We Need Relief. Now.
I think everyone here knows the Mississippi is flooding more. But you might be surprised to know that it’s the worst in 400 years. And that most of it is due to flood control projects. That’s right, flood control causes flooding. According to research published in Nature this month.
I am not surprised. I have testified three times about flooding caused by the Old River Control Complex. It discharges about 23% of the Mississippi’s flow to the Gulf at Morgan City. That’s not enough to keep the river from backing up and flooding about a million acres of batture and backwaters. The discharge rate is limited by law, not capacity. It’s a political bottleneck – 218 miles downriver that causes more flooding at Greenville.
There have been four floods since 2008 that were higher than the 1927 flood that put the Corps in charge of flood control. The current flood is third highest. It crested March 17. But it’s still 15 feet deep at my farm south of Natchez.
These floods are called hundred-year floods – but probably aren’t. Odds are about 325,000 to one against four hundred-year floods in 11 years. These floods were caused by normal variations in average rainfall – not by abnormal rains like those that caused the 1927 flood.
It seems that normal rains plus 90 years of flood control make hundred-year floods the new normal. The river is sending a message.
The 1954 Flood Control Act limited the Mississippi’s discharge at ORCC to 23% of its flow. That didn’t cause a bottleneck then. However, the flow has increased since then. By 172,000 cfs or twice the average flow of the Missouri River. The discharge rate hasn’t increased. So ORCC has become a bottleneck. A political bottleneck. It could be a relief valve.
The Mississippi was constantly meandering to find the flow path of least resistance to the Gulf in the 1950’s. It was relatively benign. It was above flood stage only one year in 10. It’s 8 of 10 now. It was 12 feet lower. What happened?
In the 60’s the Corps dammed up Old River and its steep flow path down the Atchafalaya to the Gulf. It was nature’s relief valve. The Corps replaced it with the ORCC and set the discharge at 23% of the flow.
Over time the flow increased and the river rose due to Corps projects to straighten, shorten, and channelize the river. They were supposed to speed flow to the gulf and reduce flooding. Instead, they sped flow to the bottleneck, and increased flooding.
There is another bottleneck below ORCC – a natural one. It limits the discharge to the Gulf at New Orleans. LSU’s Dr. Xu says sediments have clogged the channel there — and that another 2011 flood could cause a levee break and change the Mississippi’s course. It would be a disaster for US commerce, Baton Rouge, and New Orleans.
You can relieve both bottlenecks, decrease flooding, and the risk of disaster if you increase the discharge at ORCC. The Corps modeled the effect on the 2016 flood of increasing the discharge rate to 32%.
The discharge increased 220,000 cfs (2 ½ Missouri Rivers) and lowered the crest 8.3 feet at Baton Rouge – from 8 feet above flood stage to .3 foot below. It shortened the flood and reduced levee risk.

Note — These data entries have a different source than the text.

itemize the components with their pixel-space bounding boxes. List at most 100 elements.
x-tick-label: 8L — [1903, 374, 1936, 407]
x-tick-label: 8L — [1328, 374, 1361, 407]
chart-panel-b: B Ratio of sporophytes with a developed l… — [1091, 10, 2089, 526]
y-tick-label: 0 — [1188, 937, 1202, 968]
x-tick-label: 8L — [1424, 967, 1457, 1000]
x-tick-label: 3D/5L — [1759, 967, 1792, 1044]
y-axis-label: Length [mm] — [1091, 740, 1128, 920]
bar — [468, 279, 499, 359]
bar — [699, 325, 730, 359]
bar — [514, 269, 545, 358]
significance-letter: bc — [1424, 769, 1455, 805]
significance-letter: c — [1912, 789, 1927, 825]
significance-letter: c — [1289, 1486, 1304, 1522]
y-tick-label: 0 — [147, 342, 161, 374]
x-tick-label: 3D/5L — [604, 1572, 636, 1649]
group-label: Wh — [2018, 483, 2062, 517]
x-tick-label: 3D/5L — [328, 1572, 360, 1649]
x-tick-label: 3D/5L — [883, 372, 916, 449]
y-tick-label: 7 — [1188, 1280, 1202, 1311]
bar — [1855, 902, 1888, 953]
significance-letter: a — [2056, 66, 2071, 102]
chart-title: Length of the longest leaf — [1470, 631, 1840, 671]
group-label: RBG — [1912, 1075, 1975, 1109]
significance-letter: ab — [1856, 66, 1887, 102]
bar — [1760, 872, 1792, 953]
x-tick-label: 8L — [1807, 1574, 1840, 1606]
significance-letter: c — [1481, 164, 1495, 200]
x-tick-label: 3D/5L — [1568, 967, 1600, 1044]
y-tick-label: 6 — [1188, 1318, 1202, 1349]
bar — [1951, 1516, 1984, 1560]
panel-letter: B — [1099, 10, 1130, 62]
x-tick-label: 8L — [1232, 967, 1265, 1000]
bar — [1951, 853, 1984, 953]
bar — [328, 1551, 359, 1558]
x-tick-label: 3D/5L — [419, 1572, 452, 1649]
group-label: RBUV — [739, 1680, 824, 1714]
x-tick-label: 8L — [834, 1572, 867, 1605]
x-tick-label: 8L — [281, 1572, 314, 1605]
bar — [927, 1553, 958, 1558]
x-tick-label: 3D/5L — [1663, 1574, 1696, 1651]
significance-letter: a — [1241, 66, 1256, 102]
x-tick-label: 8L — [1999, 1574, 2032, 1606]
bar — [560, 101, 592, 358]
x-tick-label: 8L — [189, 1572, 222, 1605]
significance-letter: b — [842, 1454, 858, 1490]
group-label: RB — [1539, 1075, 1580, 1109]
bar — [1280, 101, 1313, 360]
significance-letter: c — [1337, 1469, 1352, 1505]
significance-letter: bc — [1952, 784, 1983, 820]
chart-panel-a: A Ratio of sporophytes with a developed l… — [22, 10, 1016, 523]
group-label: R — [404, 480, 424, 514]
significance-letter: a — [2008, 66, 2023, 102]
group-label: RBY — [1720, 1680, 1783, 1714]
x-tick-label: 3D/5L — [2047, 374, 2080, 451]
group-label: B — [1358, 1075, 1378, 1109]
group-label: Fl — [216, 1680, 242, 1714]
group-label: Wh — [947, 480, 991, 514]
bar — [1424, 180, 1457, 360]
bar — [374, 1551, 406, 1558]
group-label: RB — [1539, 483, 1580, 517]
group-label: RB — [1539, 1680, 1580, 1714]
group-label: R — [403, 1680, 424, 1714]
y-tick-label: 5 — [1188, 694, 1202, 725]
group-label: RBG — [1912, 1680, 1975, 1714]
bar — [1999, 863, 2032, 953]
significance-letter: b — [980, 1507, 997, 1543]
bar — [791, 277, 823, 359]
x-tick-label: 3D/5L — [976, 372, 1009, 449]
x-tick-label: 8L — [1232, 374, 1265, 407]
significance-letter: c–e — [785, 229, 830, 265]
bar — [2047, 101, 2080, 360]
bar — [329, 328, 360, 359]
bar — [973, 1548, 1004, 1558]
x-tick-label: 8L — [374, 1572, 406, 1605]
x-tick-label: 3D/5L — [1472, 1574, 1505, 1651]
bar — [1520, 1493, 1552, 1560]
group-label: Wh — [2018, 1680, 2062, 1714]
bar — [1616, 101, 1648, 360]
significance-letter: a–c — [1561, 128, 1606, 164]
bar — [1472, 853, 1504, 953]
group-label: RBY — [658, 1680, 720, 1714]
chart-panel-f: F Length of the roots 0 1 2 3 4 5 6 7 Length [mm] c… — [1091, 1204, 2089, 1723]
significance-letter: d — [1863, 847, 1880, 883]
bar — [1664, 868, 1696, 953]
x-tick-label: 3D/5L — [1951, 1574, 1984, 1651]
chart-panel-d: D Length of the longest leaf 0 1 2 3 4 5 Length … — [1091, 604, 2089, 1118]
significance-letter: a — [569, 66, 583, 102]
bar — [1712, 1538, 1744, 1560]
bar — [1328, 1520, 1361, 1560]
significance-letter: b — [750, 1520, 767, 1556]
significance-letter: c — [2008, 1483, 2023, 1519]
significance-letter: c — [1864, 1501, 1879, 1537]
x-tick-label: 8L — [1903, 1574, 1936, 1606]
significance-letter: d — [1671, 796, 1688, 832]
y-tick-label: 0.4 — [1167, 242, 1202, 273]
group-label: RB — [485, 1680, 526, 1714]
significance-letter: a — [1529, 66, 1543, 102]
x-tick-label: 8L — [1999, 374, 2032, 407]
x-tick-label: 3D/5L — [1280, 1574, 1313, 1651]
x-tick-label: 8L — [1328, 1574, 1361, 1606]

ORCC can discharge 50% of the Mississippi’s flow most of the time. For example, when a March rise prolonged the 2016 flood, the discharge could have been increased by 4 ½ Missouri Rivers. And farmers could have planted earlier. Let’s change the law and use ORCC’s capacity as needed to reduce flooding and risk of levee failure.
Corps experts say Congress would change the law if they said it would make the system operate better. But they say it’s operating at the optimum now. So, no need to change. But the river is sending a different message.
Flow has increased. The discharge rate hasn’t. The river has clogged up. It’s rising. Flooding is at a 400-year high. Floods take months to drain. And destroy our property and livelihoods. Mark Twain might say: “Reports of ORCC’s optimum operation are greatly exaggerated.”
I say it’s time to change the law so the Corps can use ORCC’s full capabilities as a relief valve to reduce batture and backwater flooding. And hopefully delay a course change disaster.